The crops, orchards, and vegetable garden are a main focus but become a background for art installations and winter activities.
(2) Water Harvesting
Rainwater is collected on site and urban stormwater is harvested from the surrounding streets and guided through channels in the Field into nine wetland ponds, arranged strategically in a natural filtration system, and into the waterfall at the south end. The channels make water available for irrigation while offering recreational wading paths in summer and linear skating surfaces in winter.
The wetland serves as a protective and restorative habitat at the edge of the city, where birds, small animals, and plants can flourish and be seen the Skywalk and Viewing Platforms above.

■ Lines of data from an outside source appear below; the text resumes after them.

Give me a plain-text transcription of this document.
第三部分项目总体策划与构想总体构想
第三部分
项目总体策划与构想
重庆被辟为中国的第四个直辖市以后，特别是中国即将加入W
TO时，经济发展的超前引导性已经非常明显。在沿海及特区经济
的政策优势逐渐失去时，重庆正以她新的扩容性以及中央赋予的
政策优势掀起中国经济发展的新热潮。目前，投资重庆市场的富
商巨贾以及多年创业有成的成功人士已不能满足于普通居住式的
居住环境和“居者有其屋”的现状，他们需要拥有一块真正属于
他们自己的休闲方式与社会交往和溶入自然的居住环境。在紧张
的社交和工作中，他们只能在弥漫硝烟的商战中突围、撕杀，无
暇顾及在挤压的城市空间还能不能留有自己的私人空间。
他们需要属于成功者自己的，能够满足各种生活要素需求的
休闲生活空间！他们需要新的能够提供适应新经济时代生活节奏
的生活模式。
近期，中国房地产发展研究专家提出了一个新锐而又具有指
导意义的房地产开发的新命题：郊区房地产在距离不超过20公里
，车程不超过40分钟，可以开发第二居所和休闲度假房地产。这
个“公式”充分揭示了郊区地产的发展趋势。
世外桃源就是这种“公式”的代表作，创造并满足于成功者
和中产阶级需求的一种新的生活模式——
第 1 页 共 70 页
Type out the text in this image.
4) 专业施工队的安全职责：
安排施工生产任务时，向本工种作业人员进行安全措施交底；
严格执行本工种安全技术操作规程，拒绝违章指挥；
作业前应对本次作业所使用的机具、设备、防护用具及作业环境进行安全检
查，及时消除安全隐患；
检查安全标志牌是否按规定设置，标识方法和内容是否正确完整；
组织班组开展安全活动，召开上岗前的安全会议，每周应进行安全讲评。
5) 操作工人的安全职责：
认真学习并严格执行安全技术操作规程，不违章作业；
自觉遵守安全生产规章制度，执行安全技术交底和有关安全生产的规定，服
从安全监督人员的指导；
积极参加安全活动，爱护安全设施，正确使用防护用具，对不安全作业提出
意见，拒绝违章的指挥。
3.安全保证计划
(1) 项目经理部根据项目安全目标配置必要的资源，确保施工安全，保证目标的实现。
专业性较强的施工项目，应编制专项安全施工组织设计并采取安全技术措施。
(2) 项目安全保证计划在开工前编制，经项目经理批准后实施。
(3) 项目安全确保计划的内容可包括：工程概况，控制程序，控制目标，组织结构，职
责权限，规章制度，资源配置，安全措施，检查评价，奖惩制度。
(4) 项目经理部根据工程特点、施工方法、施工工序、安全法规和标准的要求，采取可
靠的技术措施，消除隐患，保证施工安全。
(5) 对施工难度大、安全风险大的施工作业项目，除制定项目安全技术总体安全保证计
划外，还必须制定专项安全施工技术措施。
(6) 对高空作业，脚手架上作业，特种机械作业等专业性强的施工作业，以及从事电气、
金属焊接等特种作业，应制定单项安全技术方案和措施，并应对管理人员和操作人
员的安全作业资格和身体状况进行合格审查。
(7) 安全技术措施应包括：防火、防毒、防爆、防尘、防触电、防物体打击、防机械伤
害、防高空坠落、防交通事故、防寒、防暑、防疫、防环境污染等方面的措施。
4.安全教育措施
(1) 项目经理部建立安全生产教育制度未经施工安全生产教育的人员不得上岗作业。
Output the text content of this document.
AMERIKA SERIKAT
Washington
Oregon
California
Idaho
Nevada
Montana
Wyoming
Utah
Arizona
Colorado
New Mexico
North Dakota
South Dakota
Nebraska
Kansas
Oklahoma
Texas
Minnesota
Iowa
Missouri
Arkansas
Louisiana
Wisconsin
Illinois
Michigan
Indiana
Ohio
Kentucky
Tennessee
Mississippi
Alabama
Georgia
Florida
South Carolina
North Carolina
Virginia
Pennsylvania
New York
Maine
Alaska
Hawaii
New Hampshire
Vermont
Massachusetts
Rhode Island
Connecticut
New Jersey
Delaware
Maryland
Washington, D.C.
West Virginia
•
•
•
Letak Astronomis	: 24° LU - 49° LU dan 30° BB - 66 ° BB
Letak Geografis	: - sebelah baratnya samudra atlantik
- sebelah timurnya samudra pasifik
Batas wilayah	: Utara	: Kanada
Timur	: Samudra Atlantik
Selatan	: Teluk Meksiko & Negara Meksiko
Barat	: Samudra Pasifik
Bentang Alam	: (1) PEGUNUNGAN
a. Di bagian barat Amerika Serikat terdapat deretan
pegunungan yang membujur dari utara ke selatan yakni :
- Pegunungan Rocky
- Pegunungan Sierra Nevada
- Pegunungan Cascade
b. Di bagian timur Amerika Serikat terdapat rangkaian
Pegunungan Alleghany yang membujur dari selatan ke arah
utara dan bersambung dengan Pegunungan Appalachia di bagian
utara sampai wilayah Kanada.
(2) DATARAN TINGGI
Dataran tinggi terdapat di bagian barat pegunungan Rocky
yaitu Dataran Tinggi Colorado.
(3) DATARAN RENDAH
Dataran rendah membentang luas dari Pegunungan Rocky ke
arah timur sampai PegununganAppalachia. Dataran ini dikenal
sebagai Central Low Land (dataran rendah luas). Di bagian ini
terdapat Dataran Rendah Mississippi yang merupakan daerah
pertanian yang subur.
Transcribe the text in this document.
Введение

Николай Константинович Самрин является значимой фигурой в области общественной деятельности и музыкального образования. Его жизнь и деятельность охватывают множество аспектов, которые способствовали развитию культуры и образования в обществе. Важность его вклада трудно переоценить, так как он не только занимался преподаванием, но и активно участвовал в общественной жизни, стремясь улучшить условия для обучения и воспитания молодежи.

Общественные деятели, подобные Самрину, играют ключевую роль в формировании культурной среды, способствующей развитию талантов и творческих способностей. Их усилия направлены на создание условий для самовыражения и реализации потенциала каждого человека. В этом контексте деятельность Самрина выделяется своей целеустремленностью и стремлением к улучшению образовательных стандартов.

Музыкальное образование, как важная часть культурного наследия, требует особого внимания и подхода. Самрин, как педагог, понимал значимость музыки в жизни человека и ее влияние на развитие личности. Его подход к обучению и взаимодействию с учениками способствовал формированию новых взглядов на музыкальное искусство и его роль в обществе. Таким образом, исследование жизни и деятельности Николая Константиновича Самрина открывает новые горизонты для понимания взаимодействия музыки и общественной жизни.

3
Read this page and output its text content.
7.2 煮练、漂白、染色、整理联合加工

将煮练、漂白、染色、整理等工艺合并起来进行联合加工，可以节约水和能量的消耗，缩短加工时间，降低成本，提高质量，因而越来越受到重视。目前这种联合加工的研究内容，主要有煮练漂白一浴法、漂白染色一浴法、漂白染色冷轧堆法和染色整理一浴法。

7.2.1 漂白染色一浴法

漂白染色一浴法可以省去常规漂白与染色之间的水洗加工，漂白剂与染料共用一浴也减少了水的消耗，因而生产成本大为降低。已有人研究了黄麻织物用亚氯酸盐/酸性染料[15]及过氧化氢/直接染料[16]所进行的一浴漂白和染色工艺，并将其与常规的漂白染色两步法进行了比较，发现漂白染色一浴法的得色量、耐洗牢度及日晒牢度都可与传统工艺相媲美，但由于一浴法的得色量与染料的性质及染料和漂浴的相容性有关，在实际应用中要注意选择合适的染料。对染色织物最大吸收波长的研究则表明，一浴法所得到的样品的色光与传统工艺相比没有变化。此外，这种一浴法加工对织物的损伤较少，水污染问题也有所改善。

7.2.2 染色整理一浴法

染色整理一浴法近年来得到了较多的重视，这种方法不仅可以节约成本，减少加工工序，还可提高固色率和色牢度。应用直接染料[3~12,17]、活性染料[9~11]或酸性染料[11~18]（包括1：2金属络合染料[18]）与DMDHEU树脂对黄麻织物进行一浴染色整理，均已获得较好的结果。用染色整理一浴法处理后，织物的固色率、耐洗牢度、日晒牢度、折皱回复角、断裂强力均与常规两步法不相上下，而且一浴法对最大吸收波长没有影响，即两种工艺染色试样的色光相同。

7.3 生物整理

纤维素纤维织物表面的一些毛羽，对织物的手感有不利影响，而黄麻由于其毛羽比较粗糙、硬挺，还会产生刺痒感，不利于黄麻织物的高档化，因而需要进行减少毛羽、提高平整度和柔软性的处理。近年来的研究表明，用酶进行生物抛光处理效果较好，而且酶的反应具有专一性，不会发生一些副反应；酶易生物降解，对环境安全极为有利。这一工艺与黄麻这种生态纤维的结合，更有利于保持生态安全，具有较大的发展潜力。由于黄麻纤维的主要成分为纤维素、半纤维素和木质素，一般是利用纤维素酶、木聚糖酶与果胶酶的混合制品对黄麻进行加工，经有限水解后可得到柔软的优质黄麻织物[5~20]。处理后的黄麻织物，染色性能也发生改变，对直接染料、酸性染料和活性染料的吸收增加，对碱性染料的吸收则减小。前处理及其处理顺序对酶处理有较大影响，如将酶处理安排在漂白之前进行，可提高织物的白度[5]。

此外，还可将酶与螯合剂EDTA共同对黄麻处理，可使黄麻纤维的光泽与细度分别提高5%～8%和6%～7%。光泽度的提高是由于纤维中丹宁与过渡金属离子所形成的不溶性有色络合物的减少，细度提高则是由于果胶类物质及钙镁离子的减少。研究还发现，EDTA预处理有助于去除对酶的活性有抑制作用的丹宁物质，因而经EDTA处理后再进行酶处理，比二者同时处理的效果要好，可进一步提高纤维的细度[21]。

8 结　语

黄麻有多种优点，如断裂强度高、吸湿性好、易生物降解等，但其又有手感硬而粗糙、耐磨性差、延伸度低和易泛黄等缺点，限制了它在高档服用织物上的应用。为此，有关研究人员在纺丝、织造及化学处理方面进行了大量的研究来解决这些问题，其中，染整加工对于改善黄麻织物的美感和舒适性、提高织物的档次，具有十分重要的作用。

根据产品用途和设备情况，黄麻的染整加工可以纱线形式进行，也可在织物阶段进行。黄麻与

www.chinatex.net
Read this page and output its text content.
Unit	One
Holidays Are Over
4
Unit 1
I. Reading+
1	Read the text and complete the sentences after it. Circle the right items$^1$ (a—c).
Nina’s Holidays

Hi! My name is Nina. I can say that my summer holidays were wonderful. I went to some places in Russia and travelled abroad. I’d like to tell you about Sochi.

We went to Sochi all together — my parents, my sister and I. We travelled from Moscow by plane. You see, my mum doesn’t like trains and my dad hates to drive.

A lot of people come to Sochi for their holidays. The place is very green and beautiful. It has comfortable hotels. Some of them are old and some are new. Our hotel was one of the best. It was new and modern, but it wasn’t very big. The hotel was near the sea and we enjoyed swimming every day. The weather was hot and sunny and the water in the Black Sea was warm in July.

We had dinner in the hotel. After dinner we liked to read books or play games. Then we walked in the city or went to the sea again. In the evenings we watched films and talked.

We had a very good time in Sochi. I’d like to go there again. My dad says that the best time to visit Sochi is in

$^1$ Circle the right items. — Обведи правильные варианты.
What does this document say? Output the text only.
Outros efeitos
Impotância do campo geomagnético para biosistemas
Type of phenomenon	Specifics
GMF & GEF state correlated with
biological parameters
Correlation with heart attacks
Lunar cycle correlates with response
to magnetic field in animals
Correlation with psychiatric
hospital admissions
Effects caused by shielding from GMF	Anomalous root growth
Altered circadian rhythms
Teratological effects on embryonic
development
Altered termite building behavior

This swampy area will hold native “wild leeks” found on site during the city’s first construction.
(3) Geometric Pattern
The Field paths create geometrical patterns that divide spaces orthogonally and recall the city’s architectural heritage.
(4) Sky Walk
A Sky Walk curvilinear bridge cuts through the geometrical pattern diagonally and lands at the lakeside of Lakeshore Drive. A single curving line through the Field offers a minimal intervention with observation vantage points for walkers. The Sky walk allows nature to be untouched.
Promotion of art in Chicago has been important and is reflected in the Art Field name. The Park becomes a place for art exhibitions organized in thirty spots for: five orchard exhibits, eleven corn exhibits, and fourteen multimedia art exhibits.
The layering of discrete elements in the landscape of the Field is more than an organizational tool; it helps to give greater meaning to the experience of the place. Juxtapositions and adjacencies create the unexpected connections of art and agriculture, people watching and bird watching, farming and community gardening.